When `model.get_credential_obj()` returns None or fails, `ModelManager` automatically calls `provision_provider_keys(model.provider)` from [`open_notebook/ai/key_provider.py`](https://github.com/lfnovo/open-notebook/blob/main/open_notebook/ai/key_provider.py). This function injects API keys from the database into `os.environ`, allowing the underlying provider library to authenticate via standard environment variable lookups.

### How does ModelManager handle provider name formatting differences?
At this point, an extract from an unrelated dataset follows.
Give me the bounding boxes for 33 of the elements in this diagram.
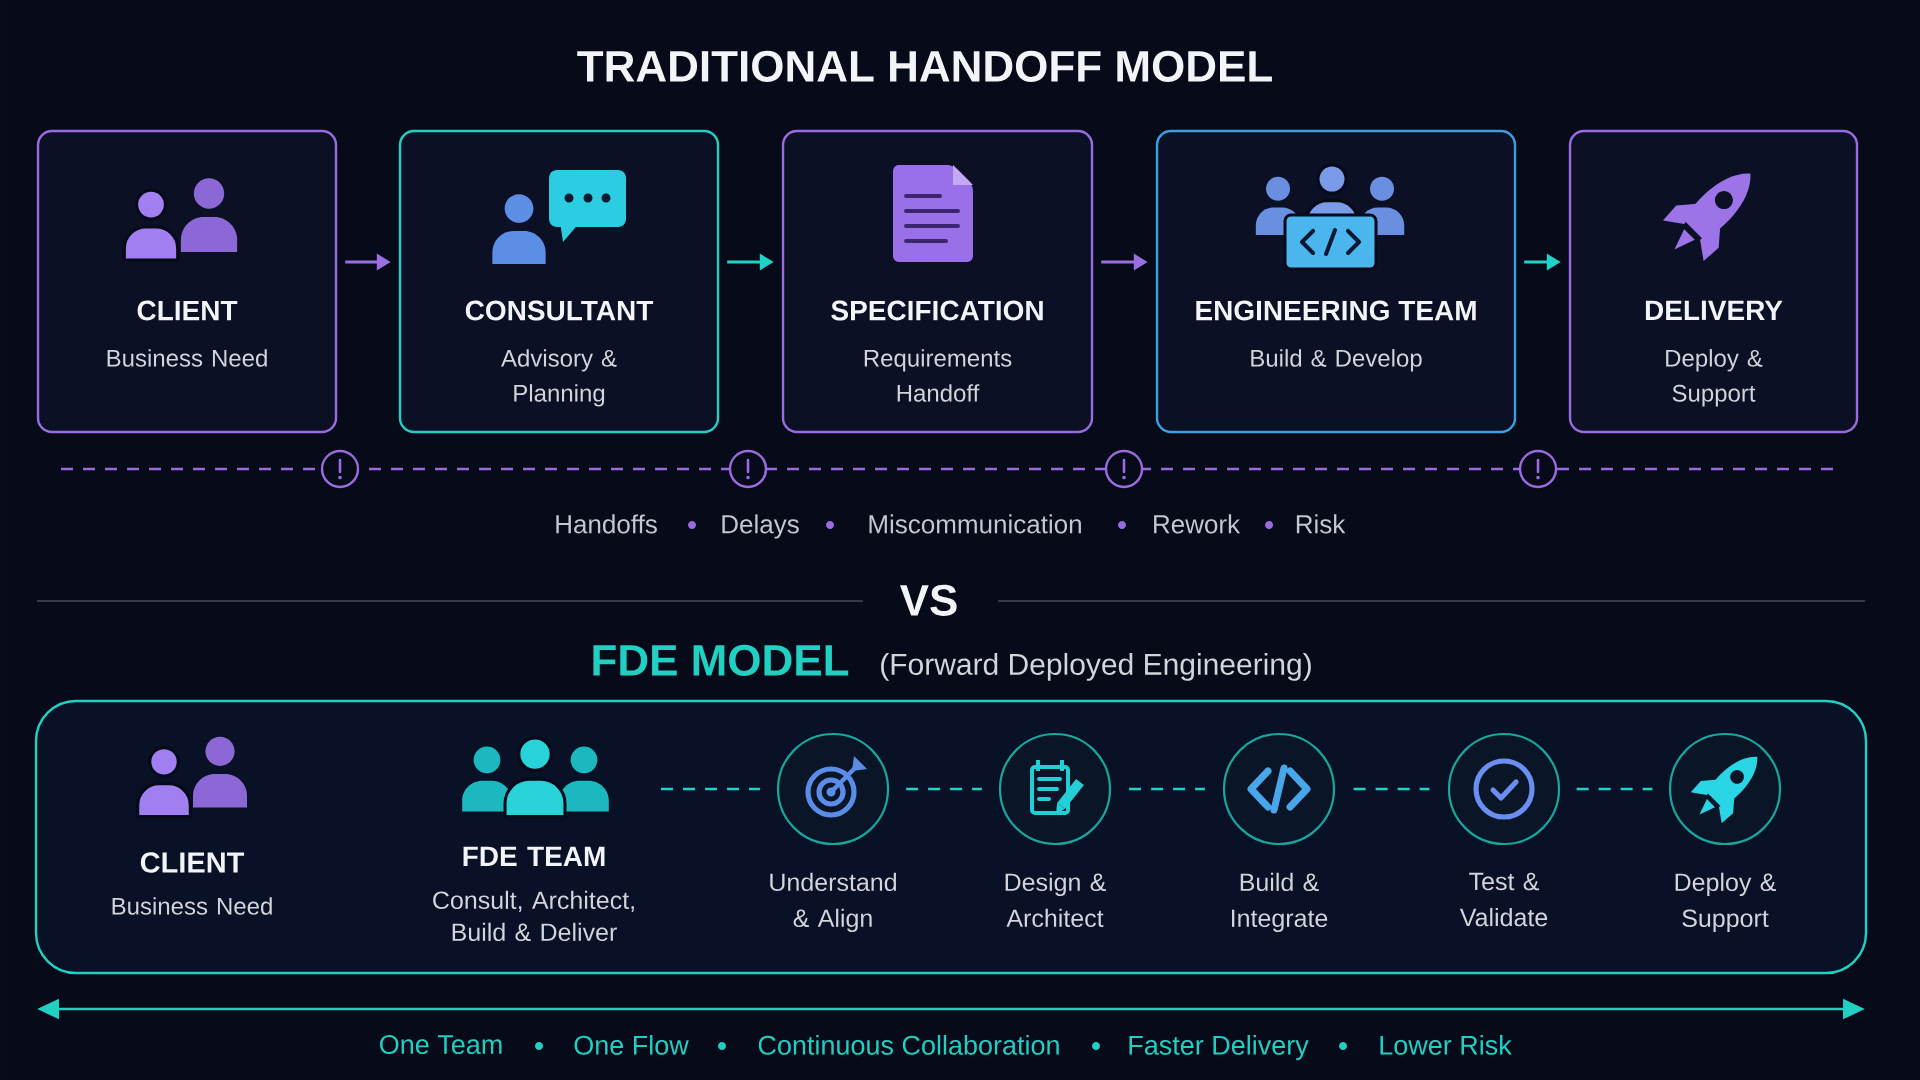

Database records store provider names using underscores (such as `openai_azure`), while the Esperanto library expects hyphenated formats (`openai-azure`). During provisioning, `ModelManager` applies `model.provider.replace("_", "-")` to normalize the string before passing it to `AIFactory` methods, ensuring compatibility across storage and runtime conventions.

### Can I override model parameters when requesting an instance?

Yes. The `get_model()` method accepts arbitrary keyword arguments that merge into the configuration dictionary. You can pass runtime-specific values like `temperature`, `max_tokens`, or `model_name` to override stored defaults without modifying the database record, enabling dynamic behavior adjustments per invocation.

### What is the relationship between ModelManager and Esperanto?

ModelManager serves as the Open-Notebook-specific abstraction layer that handles database retrieval, credential resolution, and configuration preparation. It delegates actual model construction to **Esperanto's** `AIFactory`, which manages provider-specific client initialization and caching. This separation allows Open-Notebook to maintain database-first configuration while leveraging Esperanto's unified interface for language, embedding, and speech operations.